Muchos podrán decir también que el neoliberalismo se ha puesto las botas con la pandemia ya que es muy probable que cuando todo haya pasado no volvamos a recuperar jamás los niveles de empleo que teníamos antes. Pero si algo como esto llegara a ocurrir, no será seguramente por el nivel de perversidad de las políticas neoliberales, por los apetitos de ganancia de los poderosos que concentran la mayor parte de la propiedad y la riqueza disponibles o por la debilidad ya estructural del movimiento obrero. Sucederá en cualquier caso porque la súbita paralización de la economía ha permitido sacar a la luz una variedad de actividades y empleos que nos hemos dado cuenta de que no son necesarios y que muchas personas pueden percibirlos incluso como superfluos.

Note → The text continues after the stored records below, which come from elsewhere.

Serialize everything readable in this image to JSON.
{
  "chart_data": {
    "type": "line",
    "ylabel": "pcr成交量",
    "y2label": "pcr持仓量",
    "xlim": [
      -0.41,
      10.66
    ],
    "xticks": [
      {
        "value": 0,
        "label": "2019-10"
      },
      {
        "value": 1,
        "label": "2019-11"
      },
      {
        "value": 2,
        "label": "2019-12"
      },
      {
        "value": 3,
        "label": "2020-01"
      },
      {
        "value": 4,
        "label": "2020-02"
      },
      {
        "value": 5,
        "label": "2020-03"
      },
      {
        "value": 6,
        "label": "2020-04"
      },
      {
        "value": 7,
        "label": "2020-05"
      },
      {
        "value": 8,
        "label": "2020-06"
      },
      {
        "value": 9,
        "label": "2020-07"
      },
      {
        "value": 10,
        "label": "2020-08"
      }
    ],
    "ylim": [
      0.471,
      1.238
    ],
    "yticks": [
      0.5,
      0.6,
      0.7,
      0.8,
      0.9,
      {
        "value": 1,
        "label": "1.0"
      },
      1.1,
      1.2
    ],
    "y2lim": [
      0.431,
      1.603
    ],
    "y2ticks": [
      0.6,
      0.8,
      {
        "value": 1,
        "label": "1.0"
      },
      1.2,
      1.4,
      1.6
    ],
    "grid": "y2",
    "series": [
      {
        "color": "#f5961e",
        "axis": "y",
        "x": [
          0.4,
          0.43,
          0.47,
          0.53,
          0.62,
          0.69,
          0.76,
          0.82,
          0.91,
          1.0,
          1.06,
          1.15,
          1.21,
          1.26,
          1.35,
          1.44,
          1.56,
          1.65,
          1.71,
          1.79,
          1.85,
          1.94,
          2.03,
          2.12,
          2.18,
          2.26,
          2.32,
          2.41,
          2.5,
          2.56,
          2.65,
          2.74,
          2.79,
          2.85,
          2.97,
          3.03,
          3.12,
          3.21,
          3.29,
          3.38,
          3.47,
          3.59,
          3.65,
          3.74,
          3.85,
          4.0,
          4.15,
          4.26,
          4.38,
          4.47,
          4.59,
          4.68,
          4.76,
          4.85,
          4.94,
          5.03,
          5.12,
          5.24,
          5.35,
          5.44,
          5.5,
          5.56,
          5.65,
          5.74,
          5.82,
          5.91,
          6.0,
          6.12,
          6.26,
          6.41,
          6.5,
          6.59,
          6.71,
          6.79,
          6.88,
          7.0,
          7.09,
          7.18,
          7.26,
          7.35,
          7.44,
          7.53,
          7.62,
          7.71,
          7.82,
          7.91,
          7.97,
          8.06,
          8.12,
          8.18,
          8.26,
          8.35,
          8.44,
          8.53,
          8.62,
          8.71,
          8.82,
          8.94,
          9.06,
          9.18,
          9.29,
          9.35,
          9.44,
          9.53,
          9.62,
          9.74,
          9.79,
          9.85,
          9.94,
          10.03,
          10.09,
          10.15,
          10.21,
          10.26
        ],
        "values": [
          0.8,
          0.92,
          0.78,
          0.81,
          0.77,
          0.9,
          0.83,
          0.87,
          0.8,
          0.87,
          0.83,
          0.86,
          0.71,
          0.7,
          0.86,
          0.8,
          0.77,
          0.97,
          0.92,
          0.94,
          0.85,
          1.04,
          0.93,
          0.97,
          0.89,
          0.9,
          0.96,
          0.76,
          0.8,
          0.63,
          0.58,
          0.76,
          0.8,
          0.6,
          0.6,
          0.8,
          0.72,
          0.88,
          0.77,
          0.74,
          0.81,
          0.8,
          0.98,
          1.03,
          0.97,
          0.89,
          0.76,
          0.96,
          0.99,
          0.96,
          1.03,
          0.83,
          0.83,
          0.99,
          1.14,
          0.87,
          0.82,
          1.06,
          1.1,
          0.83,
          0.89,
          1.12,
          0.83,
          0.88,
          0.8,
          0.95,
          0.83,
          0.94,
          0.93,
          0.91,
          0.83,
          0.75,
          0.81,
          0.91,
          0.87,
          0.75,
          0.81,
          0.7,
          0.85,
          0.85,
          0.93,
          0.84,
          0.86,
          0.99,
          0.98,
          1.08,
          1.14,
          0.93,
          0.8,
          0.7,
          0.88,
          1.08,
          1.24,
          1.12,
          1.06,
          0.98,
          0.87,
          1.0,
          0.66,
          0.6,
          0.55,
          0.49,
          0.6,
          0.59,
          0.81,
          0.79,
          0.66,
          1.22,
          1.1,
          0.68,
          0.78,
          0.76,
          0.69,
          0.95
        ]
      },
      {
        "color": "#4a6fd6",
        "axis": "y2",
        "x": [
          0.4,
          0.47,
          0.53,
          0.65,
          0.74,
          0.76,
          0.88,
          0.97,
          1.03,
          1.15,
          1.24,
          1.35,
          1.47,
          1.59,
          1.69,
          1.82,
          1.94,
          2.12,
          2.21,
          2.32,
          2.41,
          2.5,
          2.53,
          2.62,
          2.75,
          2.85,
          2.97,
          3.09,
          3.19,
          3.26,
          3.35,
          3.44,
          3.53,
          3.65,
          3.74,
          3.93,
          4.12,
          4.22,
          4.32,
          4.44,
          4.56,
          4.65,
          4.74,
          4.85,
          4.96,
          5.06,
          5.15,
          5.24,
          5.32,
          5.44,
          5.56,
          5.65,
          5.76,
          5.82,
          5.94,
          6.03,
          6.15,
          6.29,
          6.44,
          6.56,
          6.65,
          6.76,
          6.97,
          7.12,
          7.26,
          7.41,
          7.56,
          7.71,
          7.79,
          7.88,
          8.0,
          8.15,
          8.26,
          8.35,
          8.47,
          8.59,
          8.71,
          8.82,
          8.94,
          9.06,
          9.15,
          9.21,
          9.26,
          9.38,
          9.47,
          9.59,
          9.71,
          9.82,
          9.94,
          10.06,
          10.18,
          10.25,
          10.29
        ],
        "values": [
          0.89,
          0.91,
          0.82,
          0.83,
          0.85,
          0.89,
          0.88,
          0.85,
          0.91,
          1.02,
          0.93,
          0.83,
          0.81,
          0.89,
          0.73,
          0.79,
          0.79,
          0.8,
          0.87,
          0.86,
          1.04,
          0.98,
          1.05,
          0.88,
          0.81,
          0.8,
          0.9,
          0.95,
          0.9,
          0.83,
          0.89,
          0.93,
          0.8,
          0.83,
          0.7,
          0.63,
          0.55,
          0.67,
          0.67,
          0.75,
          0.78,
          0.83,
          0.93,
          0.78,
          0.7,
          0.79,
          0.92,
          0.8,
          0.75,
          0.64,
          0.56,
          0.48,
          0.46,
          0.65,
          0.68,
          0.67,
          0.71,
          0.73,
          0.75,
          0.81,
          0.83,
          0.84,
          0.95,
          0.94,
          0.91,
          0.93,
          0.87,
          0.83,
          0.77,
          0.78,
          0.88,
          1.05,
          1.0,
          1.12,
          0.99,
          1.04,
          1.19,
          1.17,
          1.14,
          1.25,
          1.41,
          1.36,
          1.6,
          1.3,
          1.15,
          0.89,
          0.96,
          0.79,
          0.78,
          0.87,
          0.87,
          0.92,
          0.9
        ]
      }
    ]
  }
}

Bienvenida a la renta básica universal e incondicional
Para esto también nos ha servido la pandemia: para ayudarnos a superar los escollos mentales erigidos en el camino hacia la renta básica universal e incondicional, una medida que de neoliberal tiene muy poco y que ha sido ensayada como remedio de emergencia por muchos gobiernos de diferente signo político, pero que ha nacido para quedarse entre nosotros.La renta básica universal e incondicional -una vieja idea libertaria- llega para acompañar un proceso histórico de reducción significativa de la cantidad de trabajo en la producción de la riqueza nacional, unido a un proceso de creciente automatización y a la búsqueda, por muchas personas, de tiempos y espacios libres para desarrollar en plenitud una vida sin ataduras, sin jefes, sin oficinas, sin desplazamientos, pero con una transferencia bancaria puntual a final de cada mes acreditada en nuestras cuentas.
Cambio de época
Para aquellos maestros de los trabalenguas a los que por dos nubes que había en el cielo les gustaba hablar de cambio de época (para diferenciarlos de las épocas de cambio), pues aquí se nos ha venido uno que ni los más pesimistas del lugar esperaban ni podrían haber calculado.Si nos animamos a vivir ese cambio con la intensidad que se merece, pues que cambie todo lo que sea posible, empezando por nuestra sesgada percepción de la solidaridad. Si cambia nuestra forma de producir la riqueza que necesitamos para vivir, pues que cambien también las formas de distribuirla, antes de distinguir a sus verdaderos productores de los que simplemente viven de lo que producen los demás.
Ya sabemos el precio que tenemos que pagar por encerrarnos en la comodidad de lo fácil y lo conocido, de modo que no nos queda otra salida que abrazar la incertidumbre, aplaudir como héroes a quienes solo hasta ayer eran villanos, y -por qué no- revisar también el significado de algunas palabras malditas.